Church in Devon, England

St Paul's Church is a Church of England Evangelical parish church in Preston, Paignton, Devon, England. It was designed by Nugent Cachemaille-Day and built in 1938–39.

==History==
With the expansion of the hamlet of Preston into a suburb of Paignton during the late 19th-century and early 20th-century, a mission room was first established around 1904. A temporary church dedicated to St Paul was then erected in 1909 as a chapel of ease to Christ Church, with accommodation for 200 persons. As additional church accommodation was soon required, a second temporary church was erected adjacent to the other in 1912, with accommodation for 350 people.

By 1937, the parish of Christ Church had a population of over 8,000, which was forecast to increase in the following years. With support from the Christ Church Parochial Church Council and the Bishop of Exeter, Rev. A. Harrington, the vicar of Christ Church, launched an appeal to raise £10,000 for a new, permanent church to be built. £4,600 had already been raised over previous years towards such a building.

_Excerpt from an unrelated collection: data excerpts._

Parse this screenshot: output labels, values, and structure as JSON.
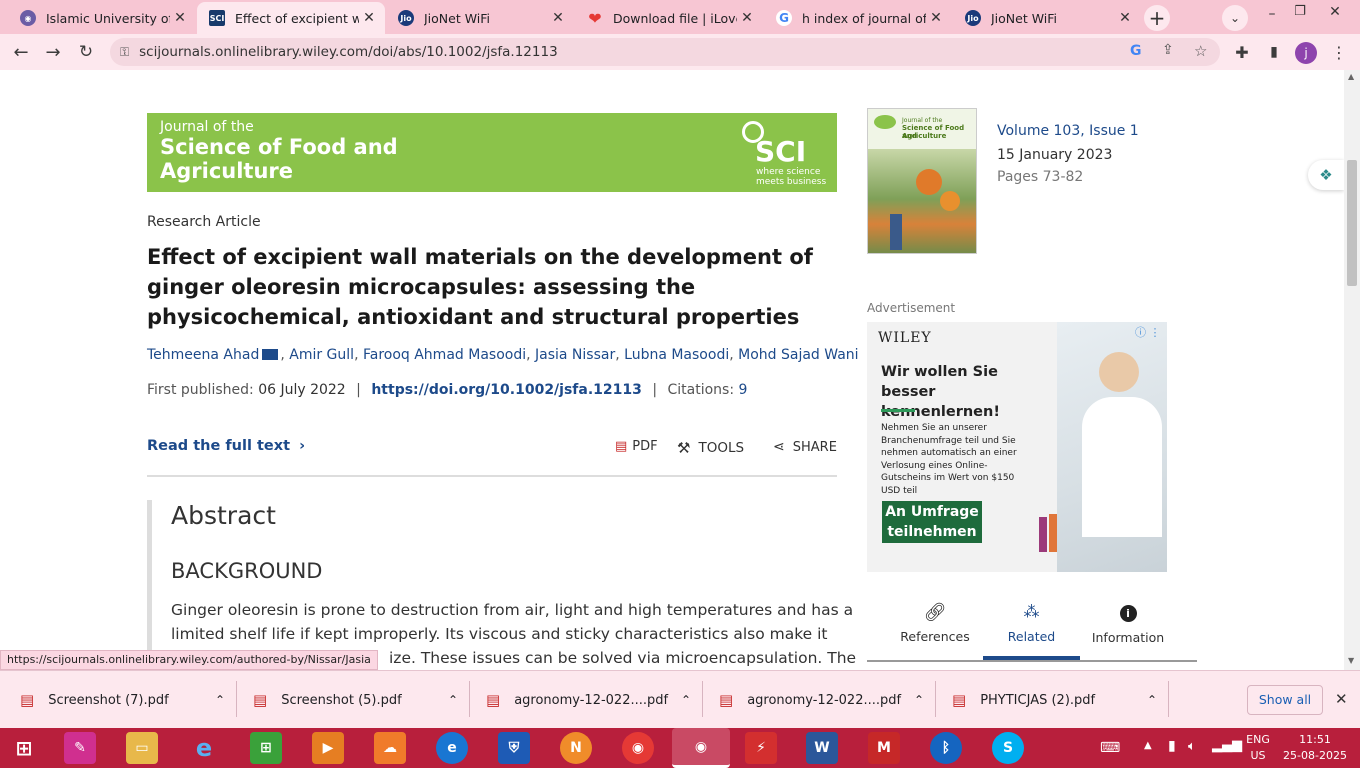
{
  "browser": {
    "tabs": [
      {
        "title": "Islamic University of Sc",
        "favicon": "globe-icon",
        "active": false
      },
      {
        "title": "Effect of excipient wall",
        "favicon": "sci-icon",
        "active": true
      },
      {
        "title": "JioNet WiFi",
        "favicon": "jio-icon",
        "active": false
      },
      {
        "title": "Download file | iLovePD",
        "favicon": "heart-icon",
        "active": false
      },
      {
        "title": "h index of journal of sc",
        "favicon": "google-icon",
        "active": false
      },
      {
        "title": "JioNet WiFi",
        "favicon": "jio-icon",
        "active": false
      }
    ],
    "url": "scijournals.onlinelibrary.wiley.com/doi/abs/10.1002/jsfa.12113",
    "profile_initial": "j",
    "status_url": "https://scijournals.onlinelibrary.wiley.com/authored-by/Nissar/Jasia"
  },
  "journal": {
    "banner_line1": "Journal of the",
    "banner_line2": "Science of Food and",
    "banner_line3": "Agriculture",
    "sci_logo": "SCI",
    "sci_tagline1": "where science",
    "sci_tagline2": "meets business",
    "cover_title1": "Journal of the",
    "cover_title2": "Science of Food and",
    "cover_title3": "Agriculture",
    "volume": "Volume 103, Issue 1",
    "date": "15 January 2023",
    "pages": "Pages 73-82"
  },
  "article": {
    "type": "Research Article",
    "title": "Effect of excipient wall materials on the development of ginger oleoresin microcapsules: assessing the physicochemical, antioxidant and structural properties",
    "authors": [
      "Tehmeena Ahad",
      "Amir Gull",
      "Farooq Ahmad Masoodi",
      "Jasia Nissar",
      "Lubna Masoodi",
      "Mohd Sajad Wani"
    ],
    "first_published_label": "First published:",
    "first_published": "06 July 2022",
    "doi": "https://doi.org/10.1002/jsfa.12113",
    "citations_label": "Citations:",
    "citations": "9",
    "read_full_text": "Read the full text",
    "pdf_label": "PDF",
    "tools_label": "TOOLS",
    "share_label": "SHARE",
    "abstract_heading": "Abstract",
    "background_heading": "BACKGROUND",
    "abstract_line1": "Ginger oleoresin is prone to destruction from air, light and high temperatures and has a",
    "abstract_line2": "limited shelf life if kept improperly. Its viscous and sticky characteristics also make it",
    "abstract_line3_visible": "ize. These issues can be solved via microencapsulation. The"
  },
  "ad": {
    "label": "Advertisement",
    "brand": "WILEY",
    "headline": "Wir wollen Sie besser kennenlernen!",
    "body": "Nehmen Sie an unserer Branchenumfrage teil und Sie nehmen automatisch an einer Verlosung eines Online-Gutscheins im Wert von $150 USD teil",
    "cta": "An Umfrage teilnehmen"
  },
  "sidebar_tabs": [
    {
      "label": "References",
      "icon": "link-icon",
      "active": false
    },
    {
      "label": "Related",
      "icon": "related-icon",
      "active": true
    },
    {
      "label": "Information",
      "icon": "info-icon",
      "active": false
    }
  ],
  "downloads": {
    "items": [
      {
        "name": "Screenshot (7).pdf"
      },
      {
        "name": "Screenshot (5).pdf"
      },
      {
        "name": "agronomy-12-022....pdf"
      },
      {
        "name": "agronomy-12-022....pdf"
      },
      {
        "name": "PHYTICJAS (2).pdf"
      }
    ],
    "show_all": "Show all"
  },
  "taskbar": {
    "lang_line1": "ENG",
    "lang_line2": "US",
    "time": "11:51",
    "date": "25-08-2025"
  },
  "colors": {
    "tab_strip": "#f7c6d3",
    "toolbar": "#fde8ee",
    "banner_green": "#8bc34a",
    "link_blue": "#1d4a8a",
    "ad_green": "#1e6b3c",
    "taskbar": "#b81f3c"
  }
}
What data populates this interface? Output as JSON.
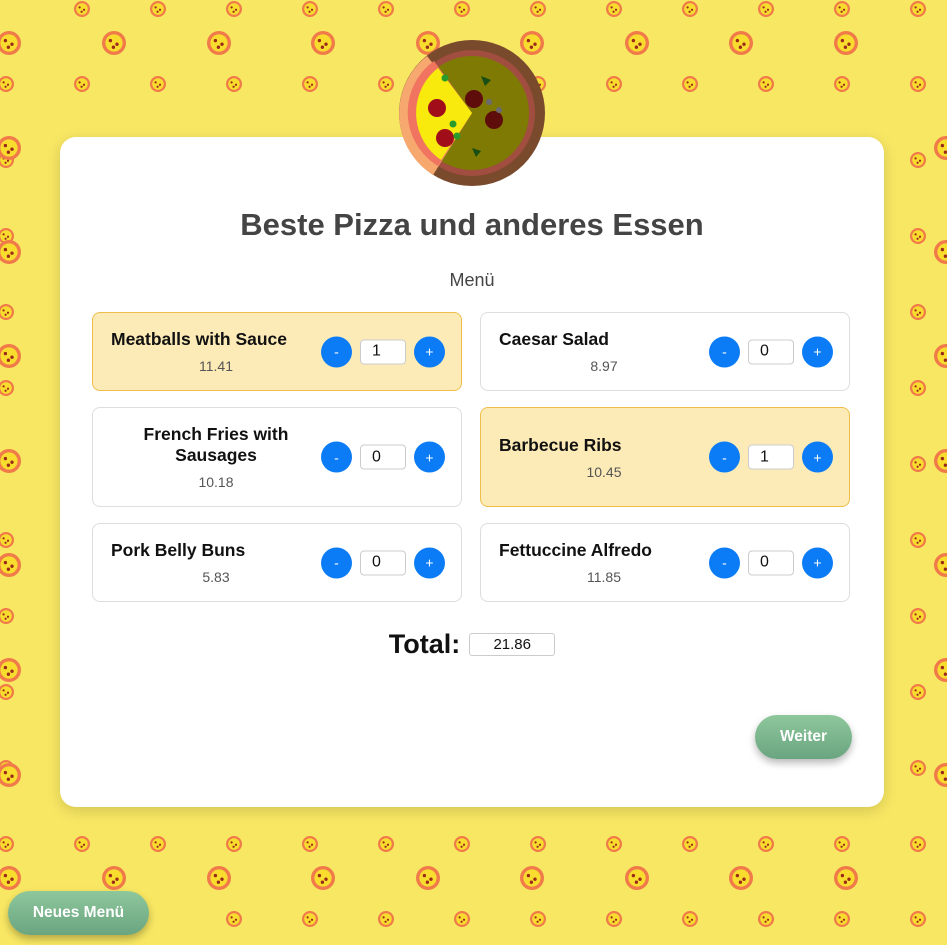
{
  "title": "Beste Pizza und anderes Essen",
  "subtitle": "Menü",
  "menu": {
    "items": [
      {
        "name": "Meatballs with Sauce",
        "price": "11.41",
        "quantity": "1",
        "selected": true
      },
      {
        "name": "Caesar Salad",
        "price": "8.97",
        "quantity": "0",
        "selected": false
      },
      {
        "name": "French Fries with Sausages",
        "price": "10.18",
        "quantity": "0",
        "selected": false
      },
      {
        "name": "Barbecue Ribs",
        "price": "10.45",
        "quantity": "1",
        "selected": true
      },
      {
        "name": "Pork Belly Buns",
        "price": "5.83",
        "quantity": "0",
        "selected": false
      },
      {
        "name": "Fettuccine Alfredo",
        "price": "11.85",
        "quantity": "0",
        "selected": false
      }
    ],
    "minus_label": "-",
    "plus_label": "+"
  },
  "total": {
    "label": "Total:",
    "value": "21.86"
  },
  "buttons": {
    "next": "Weiter",
    "new_menu": "Neues Menü"
  },
  "colors": {
    "background": "#f8e763",
    "accent": "#0b7cf5",
    "selected_fill": "#fdebb7",
    "selected_border": "#efbe4a",
    "button_green": "#7ab58d"
  },
  "icons": {
    "logo": "pizza-icon",
    "pattern": "pizza-pattern"
  }
}
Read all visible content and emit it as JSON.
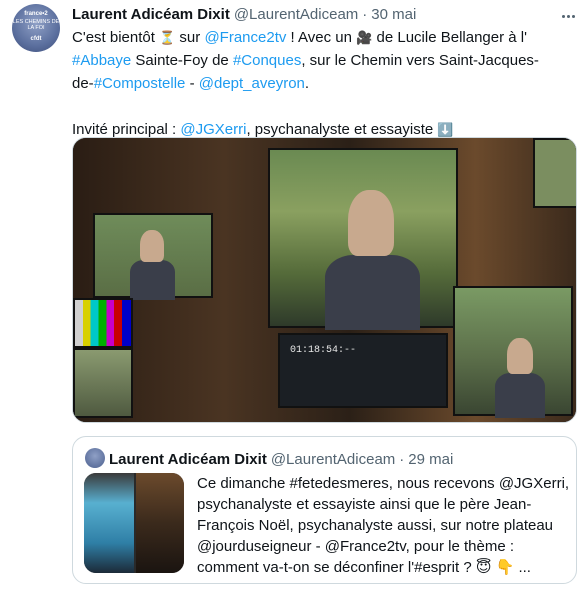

In October 1937, Nugent Cachemaille-Day was hired to design a church capable of accommodating up to 450 persons. Messrs. Wippell of Exeter were later hired as the builders and construction began on 31 October 1938. The original intention was to build the nave, chancel and lower part of the tower, omitting the upper part of the tower and a chapel until more funds were raised. By the time construction began, a sum of £8,214 had been achieved and a loan of £2,000 received.

The foundation stone was laid by Dame Violet Wills of Haytor, in the presence of the Bishop of Exeter, on 14 January 1939. In May 1939, the Parochial Church Council unanimously decided to complete the entire church under their contract with Messrs. Wippell. Funds continued to be raised and a revised plan for the tower was submitted by Cachemaille-Day in June 1939.

The completed church, which cost £12,500 to build, was consecrated by the Bishop of Exeter, the Right Rev. Charles Curzon, on 9 December 1939. St Paul's was later made its own parish in 1948. A church hall was built adjacent to St Paul's in 1969. In 2002, St Paul's and Christ Church were united as a joint benefice.